O que significa o comunismo para a senhora e o que falta para a sociedade chegar ao caminho do comunismo?

Em primeiro lugar, temos que entender que o comunismo almeja uma sociedade sem classe social e sem forma de opressão dos seres humanos. Para isso, tem que ser um processo longo e revolucionário.

O que precisamos entender é que o comunismo não é apenas um processo que um grupo de pessoas defendem, sem relação com a realidade atual. O comunismo é uma necessidade, porque nós vivemos, no capitalismo, uma sociedade que produz e reproduz as piores formas de degradação humana e ambiental.

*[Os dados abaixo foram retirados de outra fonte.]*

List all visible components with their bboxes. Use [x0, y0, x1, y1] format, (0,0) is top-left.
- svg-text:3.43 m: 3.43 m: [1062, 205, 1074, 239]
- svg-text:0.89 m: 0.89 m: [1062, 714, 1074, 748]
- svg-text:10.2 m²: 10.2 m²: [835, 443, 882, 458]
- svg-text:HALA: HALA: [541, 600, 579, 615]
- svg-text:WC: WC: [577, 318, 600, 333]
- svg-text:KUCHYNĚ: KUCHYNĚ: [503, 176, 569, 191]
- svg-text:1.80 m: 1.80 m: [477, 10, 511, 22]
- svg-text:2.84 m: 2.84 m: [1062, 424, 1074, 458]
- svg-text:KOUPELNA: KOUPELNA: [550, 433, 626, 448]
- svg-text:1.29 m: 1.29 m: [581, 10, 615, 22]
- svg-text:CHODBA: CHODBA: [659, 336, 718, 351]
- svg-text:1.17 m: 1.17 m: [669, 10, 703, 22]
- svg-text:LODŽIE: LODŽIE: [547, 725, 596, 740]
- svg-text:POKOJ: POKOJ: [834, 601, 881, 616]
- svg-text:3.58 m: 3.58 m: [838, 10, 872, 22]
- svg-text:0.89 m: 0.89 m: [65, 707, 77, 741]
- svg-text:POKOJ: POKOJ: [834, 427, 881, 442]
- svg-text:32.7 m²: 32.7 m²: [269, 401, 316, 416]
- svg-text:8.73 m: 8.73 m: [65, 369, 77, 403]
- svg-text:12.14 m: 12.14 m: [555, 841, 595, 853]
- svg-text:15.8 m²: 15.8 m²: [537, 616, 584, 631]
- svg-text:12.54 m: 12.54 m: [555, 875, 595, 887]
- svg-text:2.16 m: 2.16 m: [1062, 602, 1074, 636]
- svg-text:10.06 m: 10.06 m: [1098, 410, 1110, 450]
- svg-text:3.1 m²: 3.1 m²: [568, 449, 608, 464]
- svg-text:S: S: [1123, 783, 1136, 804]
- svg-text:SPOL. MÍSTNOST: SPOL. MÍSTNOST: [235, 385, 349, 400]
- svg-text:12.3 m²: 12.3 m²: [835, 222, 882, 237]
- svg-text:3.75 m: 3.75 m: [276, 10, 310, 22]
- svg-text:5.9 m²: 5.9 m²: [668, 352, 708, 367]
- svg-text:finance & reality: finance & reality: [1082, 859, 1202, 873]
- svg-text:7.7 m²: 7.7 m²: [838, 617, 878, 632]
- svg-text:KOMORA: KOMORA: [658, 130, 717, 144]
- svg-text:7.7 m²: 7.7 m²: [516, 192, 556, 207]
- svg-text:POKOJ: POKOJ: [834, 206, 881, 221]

Isso, tem que ser superado, se quisermos continuar existindo humanamente. Então, a necessidade de superar o capitalismo é essencial hoje. Por isso, a luta anticapitalismo é imediata. A revolução socialista, e o socialismo é um caminho para o comunismo, deve ser encampada pelo maior número possível de trabalhadores e trabalhadoras, no sentido de apresentarmos uma alternativa generosa para a humanidade. O capitalismo não tem mais possibilidades, só nos apresenta uma segregação cada vez maior.

Como fazer para que essa ideia seja encampada pela população? Hoje, até mesmo na esquerda, a maioria não acredita mais nesse caminho.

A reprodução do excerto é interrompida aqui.